The reason for the Sabbath day in Deuteronomy 5 is slightly different. ‘Remember that you were slaves in Egypt and that the Lord your God brought you out of there with a mighty hand and an outstretched arm. Therefore the Lord your God has commanded you to observe the Sabbath day.’ (Deuteronomy 5:15) The Sabbath here is based on the Israelites’ experience of redemption from slavery. The word ‘labour’ in verse 13 (‘Six days you shall labour’) is the same as ‘slave’ in verse 15 (‘you were salves in Egypt’). The Sabbath day is a symbol of salvation from slavery under Pharaoh’s reign to blessing under God’s reign. The Sabbath day prohibited work without rest – the experience of God’s people in Egypt. Unlike the inherent exploitation of the work-centred ethic and the leisure-centred ethic, the biblical pattern of work and rest is liberating.

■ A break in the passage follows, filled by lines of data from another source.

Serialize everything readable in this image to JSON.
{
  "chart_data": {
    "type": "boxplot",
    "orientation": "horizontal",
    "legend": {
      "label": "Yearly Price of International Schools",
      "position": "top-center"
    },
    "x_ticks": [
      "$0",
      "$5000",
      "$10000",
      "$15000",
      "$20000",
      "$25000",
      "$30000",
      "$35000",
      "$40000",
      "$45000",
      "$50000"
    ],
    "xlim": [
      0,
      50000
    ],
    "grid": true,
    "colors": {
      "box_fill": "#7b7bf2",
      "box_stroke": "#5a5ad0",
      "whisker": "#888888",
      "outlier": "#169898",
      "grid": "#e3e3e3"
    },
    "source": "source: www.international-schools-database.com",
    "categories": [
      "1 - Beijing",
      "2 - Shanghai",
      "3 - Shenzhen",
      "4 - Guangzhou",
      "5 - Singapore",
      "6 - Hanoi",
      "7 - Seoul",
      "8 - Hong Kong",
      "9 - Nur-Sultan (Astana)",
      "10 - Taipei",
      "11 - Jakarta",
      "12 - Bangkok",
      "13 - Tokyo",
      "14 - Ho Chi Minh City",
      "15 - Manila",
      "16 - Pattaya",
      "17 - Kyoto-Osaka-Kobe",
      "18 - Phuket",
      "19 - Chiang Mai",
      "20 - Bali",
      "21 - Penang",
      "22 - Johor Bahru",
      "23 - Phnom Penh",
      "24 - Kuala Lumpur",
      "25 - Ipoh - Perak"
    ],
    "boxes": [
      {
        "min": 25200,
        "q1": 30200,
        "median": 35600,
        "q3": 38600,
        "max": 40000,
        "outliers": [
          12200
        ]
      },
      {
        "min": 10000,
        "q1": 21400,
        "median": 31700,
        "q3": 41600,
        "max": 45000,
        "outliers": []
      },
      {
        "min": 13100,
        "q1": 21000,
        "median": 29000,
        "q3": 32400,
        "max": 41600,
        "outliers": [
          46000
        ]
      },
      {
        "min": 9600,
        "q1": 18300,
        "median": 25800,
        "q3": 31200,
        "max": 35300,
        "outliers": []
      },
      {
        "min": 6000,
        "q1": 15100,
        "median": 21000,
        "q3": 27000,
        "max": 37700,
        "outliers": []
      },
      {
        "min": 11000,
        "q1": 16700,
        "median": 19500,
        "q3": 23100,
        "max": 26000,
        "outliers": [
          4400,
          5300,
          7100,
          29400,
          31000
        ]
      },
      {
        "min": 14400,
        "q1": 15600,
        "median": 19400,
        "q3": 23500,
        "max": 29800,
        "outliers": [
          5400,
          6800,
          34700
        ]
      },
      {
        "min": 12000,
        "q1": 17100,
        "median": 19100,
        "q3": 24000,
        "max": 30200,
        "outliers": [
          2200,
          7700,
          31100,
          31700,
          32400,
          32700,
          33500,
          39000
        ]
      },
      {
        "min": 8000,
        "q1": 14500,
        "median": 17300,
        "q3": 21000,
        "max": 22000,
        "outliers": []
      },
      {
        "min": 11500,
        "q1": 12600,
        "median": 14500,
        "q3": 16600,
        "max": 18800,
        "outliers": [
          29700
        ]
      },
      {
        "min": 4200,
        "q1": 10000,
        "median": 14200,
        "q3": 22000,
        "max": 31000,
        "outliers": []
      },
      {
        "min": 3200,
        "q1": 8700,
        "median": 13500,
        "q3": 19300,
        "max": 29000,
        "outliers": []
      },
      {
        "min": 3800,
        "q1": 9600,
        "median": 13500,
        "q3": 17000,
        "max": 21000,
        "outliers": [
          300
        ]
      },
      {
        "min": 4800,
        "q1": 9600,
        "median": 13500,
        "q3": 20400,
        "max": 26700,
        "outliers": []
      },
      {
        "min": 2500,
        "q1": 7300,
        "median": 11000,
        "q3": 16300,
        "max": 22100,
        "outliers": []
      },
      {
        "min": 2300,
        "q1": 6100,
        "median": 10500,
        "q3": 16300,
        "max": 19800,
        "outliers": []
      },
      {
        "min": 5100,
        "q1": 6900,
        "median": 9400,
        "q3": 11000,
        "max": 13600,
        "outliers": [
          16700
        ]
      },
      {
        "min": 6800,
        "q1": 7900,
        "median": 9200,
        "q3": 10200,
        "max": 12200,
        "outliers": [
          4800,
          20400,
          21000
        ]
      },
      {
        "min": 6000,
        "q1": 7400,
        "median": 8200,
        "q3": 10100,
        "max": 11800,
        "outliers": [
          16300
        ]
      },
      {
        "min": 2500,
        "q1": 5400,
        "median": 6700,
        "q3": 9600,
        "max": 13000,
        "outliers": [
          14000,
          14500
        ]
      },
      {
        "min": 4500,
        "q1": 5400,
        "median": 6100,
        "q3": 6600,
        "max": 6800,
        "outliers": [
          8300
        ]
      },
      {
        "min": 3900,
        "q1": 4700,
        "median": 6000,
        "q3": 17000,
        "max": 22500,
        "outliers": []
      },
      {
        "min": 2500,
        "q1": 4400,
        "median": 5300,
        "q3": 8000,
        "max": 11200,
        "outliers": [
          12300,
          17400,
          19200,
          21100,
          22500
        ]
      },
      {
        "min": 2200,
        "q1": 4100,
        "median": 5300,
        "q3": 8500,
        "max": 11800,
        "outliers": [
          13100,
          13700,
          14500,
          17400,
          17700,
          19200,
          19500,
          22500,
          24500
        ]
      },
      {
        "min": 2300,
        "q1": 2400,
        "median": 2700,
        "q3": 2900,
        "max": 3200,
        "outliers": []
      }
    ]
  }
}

In contrast to the work-centred ethic and the leisure-centred ethic, the Bible presents us with a liberating God-centred ethic in which we work for the glory of God and we rest for the glory of God. The goal is more than a balance between the two. The goal for both is the glory of God. Neither work nor rest is ultimate. God is ultimate. This gives value to both work and rest. Neither is simply a means to the other. Both are to be relished, enjoyed and used for God’s glory. ‘Whether you eat or drink or whatever you do, do it all for the glory of God’ (1 Corinthians 10:31).

I want to suggest that defining work-life balance may not be as complicated as we imagine. The Bible gives us a clear pattern and that pattern is six days of work and one day of rest.

What constitutes work and rest will vary from person to person. The key thing is that it is a weekly pattern. We are to work each week and rest each week. The problem is that many of us go a whole week without truly resting.

Our culture we have replaced a weekly pattern with an annual pattern. We overwork for 48 weeks of the year and then ‘binge rest’ on holiday. Or we turn the weekly pattern into a lifetime pattern. We overwork for 45 years and then indulge ourselves in retirement.

So get a pattern for work and rest that works over a week. That will be a work-life balance that is sustainable.